Au-delà de la géographie électorale, la clim peut également être révélatrice, voire à l’origine, d’inégalités sociales et/ou de genre. Ainsi, les normes en termes de climatisation se fondent sur la température considérée comme idéale à l’intérieur des tours de bureaux, elle-même basée « sur le métabolisme d’un homme moyen portant un costume. Par conséquent, les systèmes de climatisation sont, dans le monde entier, réglés sur des températures trop basses pour de nombreuses femmes qui se retrouvent à grelotter au bureau »[12].

Mais la clim est évidemment et avant tout révélatrice des déséquilibres socio-économiques, à la fois entre les pays mais également au sein de ceux-ci. Car si les pays les plus riches sont largement surreprésentés dans l’usage de la climatisation, il n’en demeure pas moins que les catégories les plus pauvres sont souvent davantage exclues de cette technologie, non seulement dans les logements mais aussi dans les écoles, maisons de retraites ou  pour les travaux d’extérieurs (d’aucuns plaident d’ailleurs avec raison pour une réforme du code du travail prenant en compte ces situations d’exception). Sans compter, au-delà de l’accès à cette technologie, l’alourdissement des factures d’électricité pouvant constituer une nouvelle sorte de précarité énergétique, à l’instar des ménages rencontrant des difficultés pour se chauffer l’hiver.

L’air conditionné n’est d’ailleurs qu’un exemple de cette inégalité face au rafraichissement estival. De Bruxelles à Atlanta en passant par Londres ou Paris, on sait que les quartiers les plus pauvres sont aussi ceux au sein desquels les ilots de verdure sont les plus rares (parcs, jardins privés, arbres, …).

Quant aux pays du Sud, on remarque un usage grandissant de la climatisation dans plusieurs pays, à mettre en corrélation avec l’essor d’une classe moyenne toujours plus importante. Mais que ça soit en Chine, au Brésil ou en Inde, l’air conditionné reste encore lettre morte pour des centaines de millions de personnes, principalement en raison de la pauvreté, du manque d’électricité et de l’insalubrité des logements.

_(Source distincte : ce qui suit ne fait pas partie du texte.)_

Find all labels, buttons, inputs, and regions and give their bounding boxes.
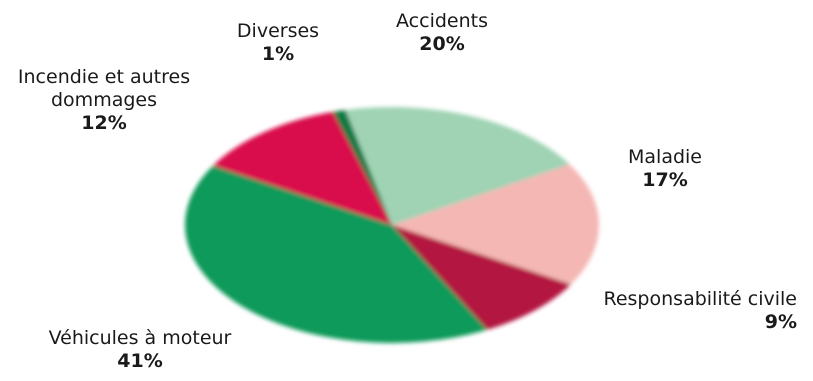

Au-delà de la situation d’inconfort qui ponctue le quotidien de ces personnes, l’exposition durable à de fortes chaleurs impacte profondément la santé physique et mentale, en particulier chez les plus fragiles (risque de déshydratation, accentuation des problèmes cardio-vasculaires, diminution de la qualité du sommeil, perte d’appétit, etc.). En sus des conséquences évidentes, ces évènements météorologiques impactent également la concentration et donc l’éducation des enfants. À l’instar de la pandémie de covid-19, le facteur environnemental constitue un obstacle supplémentaire à des perspectives d’ascension sociale déjà largement hypothétiques dans beaucoup de situations.

Paradoxes clim’atiques

Reflet des inégalités, la climatisation pourrait ainsi se traduire par « les riches ont frais, les appareils chauffent les rues ». Car si l’air conditionné constitue une réponse à un problème climatique, son utilisation aggrave ce problème de deux façons. D’une part en renforçant le phénomène d’ilot de chaleur mentionné plus haut (les appareils de climatisation renvoyant de l’air chaud à l’extérieur). D’autre part en émettant des gaz à effet de serre, principalement du CO2 quand l’électricité qui la fait fonctionner est d’origine fossile mais aussi d’autres issus des systèmes réfrigérants. L’air conditionné est ainsi emblématique de l’adaptation de nos sociétés à la sauce capitaliste.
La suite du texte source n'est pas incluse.